In fact, gross written premiums declined by 15% in the Hiscox Re & ILS division, as the company did not find the attractive opportunities it was hoping for at the first-quarter reinsurance renewals.

“Pricing in reinsurance so far is below our expectations, despite an unprecedented succession of natural catastrophes, however we are now beginning to see rate improvement accelerate. Rates are up 8% year to date, including the impact of the Japanese renewals in April, with retrocession up 15%, international catastrophe up 12% and North American catastrophe up 7%.

“While rates are expected to improve further, growth for Hiscox Re & ILS for the remainder of the year will depend on pricing adequately reflecting recent loss experience,” the company said.

Having previously said that its ILS funds have no exposure to UK SME business policies, which are the subject of some legal claims as a result of the coronavirus pandemic, Hiscox has also further clarified the overall group exposure to Covid-19 business interruption.

Hiscox said, “We believe we have limited business interruption exposure in Europe.

“Exposure to losses in our London Market and reinsurance divisions is uncertain at this stage.
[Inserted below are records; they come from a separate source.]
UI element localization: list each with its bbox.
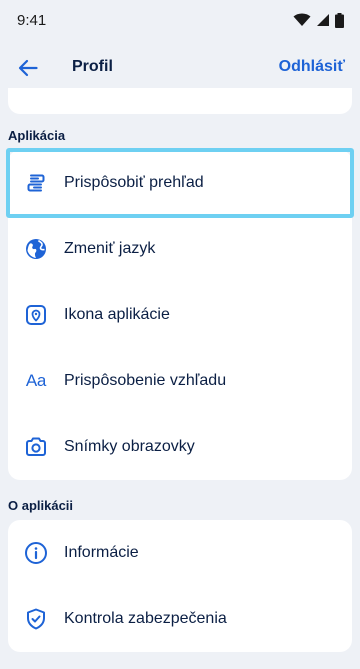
list-item-label: Zmeniť jazyk: [64, 240, 156, 257]
status-time: 9:41: [17, 11, 47, 29]
shield-check-icon: [22, 605, 50, 633]
camera-icon: [22, 433, 50, 461]
arrow-left-icon: [18, 59, 38, 77]
list-item-label: Ikona aplikácie: [64, 306, 170, 323]
list-item-label: Informácie: [64, 544, 139, 561]
page-title: Profil: [72, 58, 113, 75]
text-size-icon: Aa: [25, 371, 47, 390]
list-item-label: Prispôsobiť prehľad: [64, 174, 204, 191]
app-icon-icon: [22, 301, 50, 329]
list-item-label: Kontrola zabezpečenia: [64, 610, 227, 627]
logout-button[interactable]: Odhlásiť: [279, 58, 345, 76]
globe-icon: [22, 235, 50, 263]
previous-card: [8, 88, 352, 114]
back-button[interactable]: [14, 54, 42, 82]
wifi-icon: [293, 13, 311, 26]
cellular-signal-icon: [317, 14, 329, 26]
list-item-customize-appearance[interactable]: Aa Prispôsobenie vzhľadu: [8, 348, 352, 414]
status-icons: [293, 12, 344, 28]
list-item-information[interactable]: Informácie: [8, 520, 352, 586]
list-item-label: Prispôsobenie vzhľadu: [64, 372, 227, 389]
list-item-screenshots[interactable]: Snímky obrazovky: [8, 414, 352, 480]
section-title-about: O aplikácii: [8, 498, 74, 513]
status-bar: 9:41: [0, 0, 360, 40]
customize-overview-icon: [22, 169, 50, 197]
battery-icon: [335, 12, 344, 28]
list-item-app-icon[interactable]: Ikona aplikácie: [8, 282, 352, 348]
app-settings-card: Prispôsobiť prehľad Zmeniť jazyk Ikona a…: [6, 148, 354, 480]
section-title-app: Aplikácia: [8, 128, 66, 143]
list-item-change-language[interactable]: Zmeniť jazyk: [8, 216, 352, 282]
list-item-customize-overview[interactable]: Prispôsobiť prehľad: [6, 148, 354, 218]
info-icon: [22, 539, 50, 567]
about-card: Informácie Kontrola zabezpečenia: [8, 520, 352, 652]
list-item-security-check[interactable]: Kontrola zabezpečenia: [8, 586, 352, 652]
list-item-label: Snímky obrazovky: [64, 438, 195, 455]
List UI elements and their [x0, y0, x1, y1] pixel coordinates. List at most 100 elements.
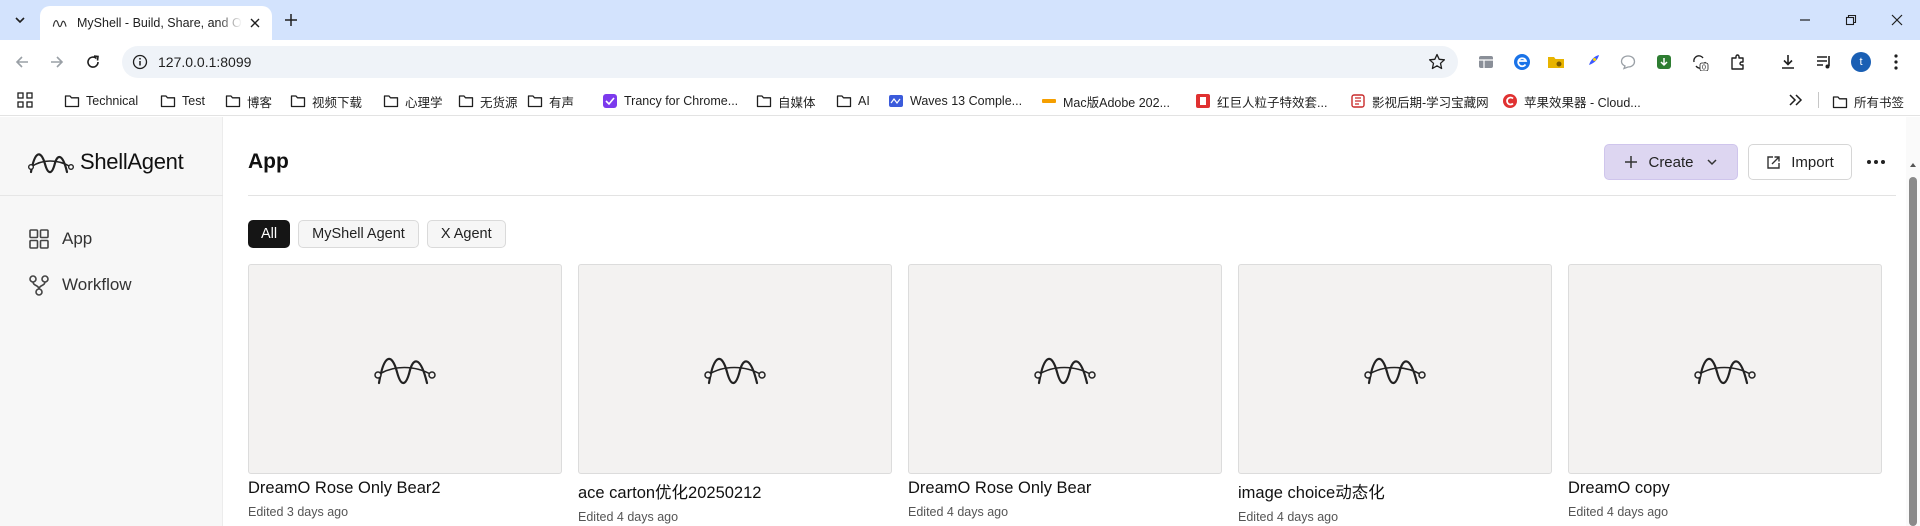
new-tab-button[interactable]	[280, 9, 302, 31]
tab-close-button[interactable]	[246, 14, 264, 32]
app-card-thumbnail[interactable]	[908, 264, 1222, 474]
filter-chip-all[interactable]: All	[248, 220, 291, 248]
bookmark-star-icon[interactable]	[1428, 53, 1446, 71]
site-info-icon[interactable]	[132, 54, 148, 70]
apps-grid-icon[interactable]	[17, 92, 33, 108]
vertical-dots-icon	[1894, 54, 1898, 70]
shellagent-app: ShellAgent App Workflow App Create Impor…	[0, 117, 1920, 526]
app-card-thumbnail[interactable]	[1238, 264, 1552, 474]
app-card-name[interactable]: image choice动态化	[1238, 479, 1552, 503]
tab-search-button[interactable]	[8, 8, 32, 32]
bookmark-label: Trancy for Chrome...	[624, 94, 739, 108]
close-window-button[interactable]	[1874, 0, 1920, 40]
app-card[interactable]: DreamO Rose Only Bear Edited 4 days ago	[908, 264, 1222, 519]
header-divider	[248, 195, 1896, 196]
sidebar-item-workflow[interactable]: Workflow	[28, 271, 132, 299]
page-scrollbar[interactable]	[1906, 117, 1920, 526]
folder-icon	[527, 95, 543, 108]
bookmark-label: Test	[182, 94, 205, 108]
bookmark-label: 博客	[247, 95, 273, 110]
folder-icon	[756, 95, 772, 108]
app-card[interactable]: DreamO copy Edited 4 days ago	[1568, 264, 1882, 519]
bookmark-item[interactable]: AI	[836, 92, 870, 110]
bookmark-item[interactable]: Mac版Adobe 202...	[1041, 92, 1170, 110]
app-card-name[interactable]: DreamO Rose Only Bear	[908, 479, 1222, 498]
bookmark-item[interactable]: 心理学	[383, 92, 443, 110]
more-options-button[interactable]	[1864, 152, 1888, 172]
download-icon	[1782, 55, 1794, 69]
restore-icon	[1845, 14, 1857, 26]
bookmark-item[interactable]: Test	[160, 92, 205, 110]
bookmark-item[interactable]: 视频下载	[290, 92, 362, 110]
app-card[interactable]: ace carton优化20250212 Edited 4 days ago	[578, 264, 892, 524]
app-card-edited: Edited 4 days ago	[1568, 505, 1669, 519]
scrollbar-thumb[interactable]	[1909, 177, 1917, 526]
sidebar-item-app[interactable]: App	[28, 225, 92, 253]
app-card-thumbnail[interactable]	[1568, 264, 1882, 474]
filter-chip-x-agent[interactable]: X Agent	[426, 220, 506, 248]
sync-extension-icon: 0	[1693, 55, 1709, 72]
app-card-name[interactable]: DreamO Rose Only Bear2	[248, 479, 562, 498]
arrow-left-icon	[15, 56, 28, 68]
browser-tab-strip: MyShell - Build, Share, and Own AI Agent…	[0, 0, 1920, 40]
address-bar[interactable]: 127.0.0.1:8099	[122, 46, 1458, 78]
back-button[interactable]	[10, 50, 34, 74]
bookmark-item[interactable]: 博客	[225, 92, 272, 110]
extension-sync-button[interactable]: 0	[1690, 52, 1710, 72]
bookmark-item[interactable]: Technical	[64, 92, 138, 110]
bookmark-label: AI	[858, 94, 870, 108]
create-button[interactable]: Create	[1604, 144, 1738, 180]
minimize-button[interactable]	[1782, 0, 1828, 40]
bookmarks-separator	[1818, 92, 1819, 108]
url-text[interactable]: 127.0.0.1:8099	[158, 54, 251, 70]
page-title: App	[248, 150, 289, 173]
shellagent-logo-icon	[28, 153, 74, 174]
extensions-menu-button[interactable]	[1728, 52, 1748, 72]
restore-button[interactable]	[1828, 0, 1874, 40]
app-card-thumbnail[interactable]	[248, 264, 562, 474]
extension-folder-button[interactable]	[1546, 52, 1566, 72]
import-button[interactable]: Import	[1748, 144, 1852, 180]
bookmark-item[interactable]: 有声	[527, 92, 574, 110]
reload-button[interactable]	[81, 50, 105, 74]
bookmark-item[interactable]: Trancy for Chrome...	[602, 92, 738, 110]
tab-title: MyShell - Build, Share, and Own AI Agent…	[77, 16, 242, 30]
brand[interactable]: ShellAgent	[28, 147, 184, 177]
all-bookmarks-folder[interactable]: 所有书签	[1832, 92, 1904, 111]
extension-table-button[interactable]	[1476, 52, 1496, 72]
app-card-name[interactable]: ace carton优化20250212	[578, 479, 892, 503]
filter-chips: All MyShell Agent X Agent	[248, 220, 506, 248]
create-label: Create	[1648, 153, 1694, 171]
downloads-button[interactable]	[1778, 52, 1798, 72]
forward-button[interactable]	[45, 50, 69, 74]
extension-rocket-button[interactable]	[1582, 52, 1602, 72]
app-card[interactable]: DreamO Rose Only Bear2 Edited 3 days ago	[248, 264, 562, 519]
app-card-edited: Edited 4 days ago	[1238, 510, 1339, 524]
app-card-name[interactable]: DreamO copy	[1568, 479, 1882, 498]
filter-chip-myshell-agent[interactable]: MyShell Agent	[298, 220, 419, 248]
app-card-thumbnail[interactable]	[578, 264, 892, 474]
bookmark-item[interactable]: 自媒体	[756, 92, 816, 110]
profile-avatar[interactable]: t	[1851, 52, 1871, 72]
bookmark-item[interactable]: 红巨人粒子特效套...	[1195, 92, 1327, 110]
double-chevron-right-icon[interactable]	[1786, 92, 1804, 108]
app-card[interactable]: image choice动态化 Edited 4 days ago	[1238, 264, 1552, 524]
bookmark-item[interactable]: Waves 13 Comple...	[888, 92, 1022, 110]
bookmark-item[interactable]: 影视后期-学习宝藏网	[1350, 92, 1489, 110]
scroll-up-arrow-icon[interactable]	[1909, 161, 1917, 169]
bookmark-item[interactable]: 苹果效果器 - Cloud...	[1502, 92, 1641, 110]
extension-badge-count: 0	[1702, 65, 1706, 72]
chat-bubble-extension-icon	[1620, 55, 1636, 70]
browser-menu-button[interactable]	[1886, 52, 1906, 72]
chevron-down-icon	[1706, 159, 1717, 166]
bookmark-item[interactable]: 无货源	[458, 92, 518, 110]
sidebar-divider	[0, 195, 223, 196]
browser-tab-active[interactable]: MyShell - Build, Share, and Own AI Agent…	[40, 6, 272, 40]
sidebar-item-label: Workflow	[62, 275, 132, 294]
extension-download-button[interactable]	[1654, 52, 1674, 72]
yellow-folder-extension-icon	[1548, 57, 1564, 68]
extension-chat-button[interactable]	[1618, 52, 1638, 72]
media-control-button[interactable]	[1814, 52, 1834, 72]
extension-e-button[interactable]	[1512, 52, 1532, 72]
folder-icon	[64, 95, 80, 108]
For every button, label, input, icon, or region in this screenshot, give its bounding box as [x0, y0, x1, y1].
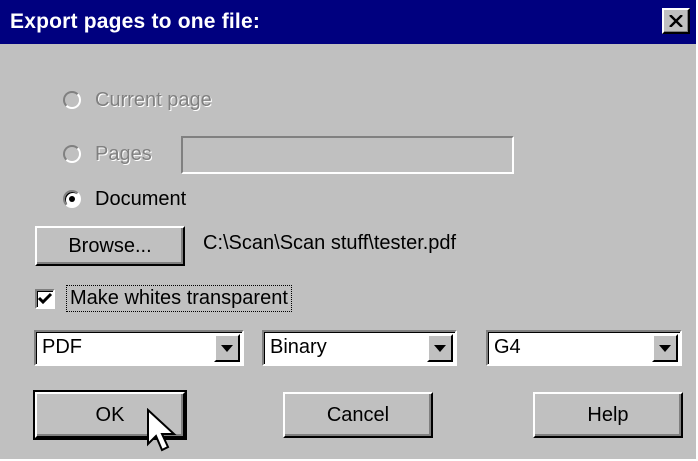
- compression-value: G4: [494, 336, 521, 358]
- mouse-cursor-icon: [147, 408, 177, 452]
- export-dialog: Export pages to one file: Current page P…: [0, 0, 698, 461]
- help-button-label: Help: [587, 403, 629, 426]
- encoding-dropdown-button[interactable]: [427, 334, 453, 362]
- browse-button[interactable]: Browse...: [35, 226, 185, 266]
- title-bar: Export pages to one file:: [0, 0, 696, 44]
- compression-dropdown-button[interactable]: [652, 334, 678, 362]
- close-button[interactable]: [662, 8, 690, 34]
- radio-selected-dot: [69, 196, 75, 202]
- compression-select[interactable]: G4: [486, 330, 682, 366]
- ok-button-label: OK: [95, 403, 125, 426]
- output-path: C:\Scan\Scan stuff\tester.pdf: [203, 232, 457, 254]
- radio-pages-circle[interactable]: [63, 145, 81, 163]
- cancel-button[interactable]: Cancel: [283, 392, 433, 438]
- radio-document-circle[interactable]: [63, 190, 81, 208]
- browse-button-label: Browse...: [68, 234, 152, 257]
- chevron-down-icon: [221, 344, 233, 352]
- radio-current-page-circle[interactable]: [63, 91, 81, 109]
- help-button[interactable]: Help: [533, 392, 683, 438]
- radio-document-label: Document: [95, 187, 187, 210]
- radio-current-page-label: Current page: [95, 88, 212, 111]
- dialog-title: Export pages to one file:: [10, 10, 261, 33]
- close-icon: [669, 15, 683, 27]
- radio-pages[interactable]: Pages: [63, 140, 152, 168]
- make-whites-transparent-label[interactable]: Make whites transparent: [66, 285, 292, 312]
- radio-pages-label: Pages: [95, 142, 152, 165]
- radio-document[interactable]: Document: [63, 185, 186, 213]
- checkmark-icon: [37, 292, 53, 305]
- radio-current-page[interactable]: Current page: [63, 86, 212, 114]
- chevron-down-icon: [659, 344, 671, 352]
- make-whites-transparent-checkbox[interactable]: [35, 289, 55, 309]
- format-type-value: PDF: [42, 336, 82, 358]
- cancel-button-label: Cancel: [326, 403, 390, 426]
- pages-input[interactable]: [181, 136, 514, 174]
- encoding-value: Binary: [270, 336, 327, 358]
- format-type-dropdown-button[interactable]: [214, 334, 240, 362]
- chevron-down-icon: [434, 344, 446, 352]
- encoding-select[interactable]: Binary: [262, 330, 457, 366]
- format-type-select[interactable]: PDF: [34, 330, 244, 366]
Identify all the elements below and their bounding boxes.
Hiscox London Market has a small market share in major property, and Hiscox Re & ILS is underweight in its European exposure and retains a relatively modest proportion of its gross premiums. ”

With the UK situation, Hiscox provided a modelled scenario for its potential Covid-19 losses, at this stage saying they are look likely to fall somewhere between £10 million and £250 million net of reinsurance.

In Hiscox Re & ILS the company explained that it has, “delivered on our promise to pull back in the face of rate inadequacy, while keeping our powder dry for opportunities later in the year.”

Adding, “In US property catastrophe and excess of loss business, our teams in London and Bermuda remained disciplined and reduced exposure materially, reflecting a disappointing pricing environment.”

The Japanese renewals in April saw the Hiscox reinsurance underwriting team secure rate increases of 38% for windstorm and 20% on a combined perils basis, which it says was “in line with our new view of typhoon risk” after the two active peril years.

“Looking ahead, our expectation is for further capital contraction in the market to push up rates and drive improved terms and conditions at the June and July renewals, and we remain committed to writing business only at the right price,” the company confirmed.

The Hiscox ILS business remains with assets under management (AuM) of $1.5 billion, no movement since the end of last year and still with some of the capital trapped to support ongoing development of prior year loss events.

But the company warned that ILS assets under management is expected to dip, “Deployable capital is expected to further reduce as reported at the year-end, following an expected redemption from one of our investors.”

“Less deployable ILS capital and quota share support has meant a reduction in third-party capital available to support underwriting this year,” the company explained.

Facing similar challenges to everyone else in ILS right now, Hiscox continues to work on its new initiatives and is waiting for the more attractive rate environment to emerge, which it seems convinced is coming.

“Our new ILS fund launched ahead of 1 January renewals is writing business, offering investors a higher risk/reward profile which complements our existing medium and lower risk/return funds.

“The ILS team remain ready to take advantage of an improving rate environment as the year progresses,” the company further said.

“We expect the uncertainty arising from the pandemic and consequent capital contraction to result in rates hardening across US wholesale and reinsurance markets.”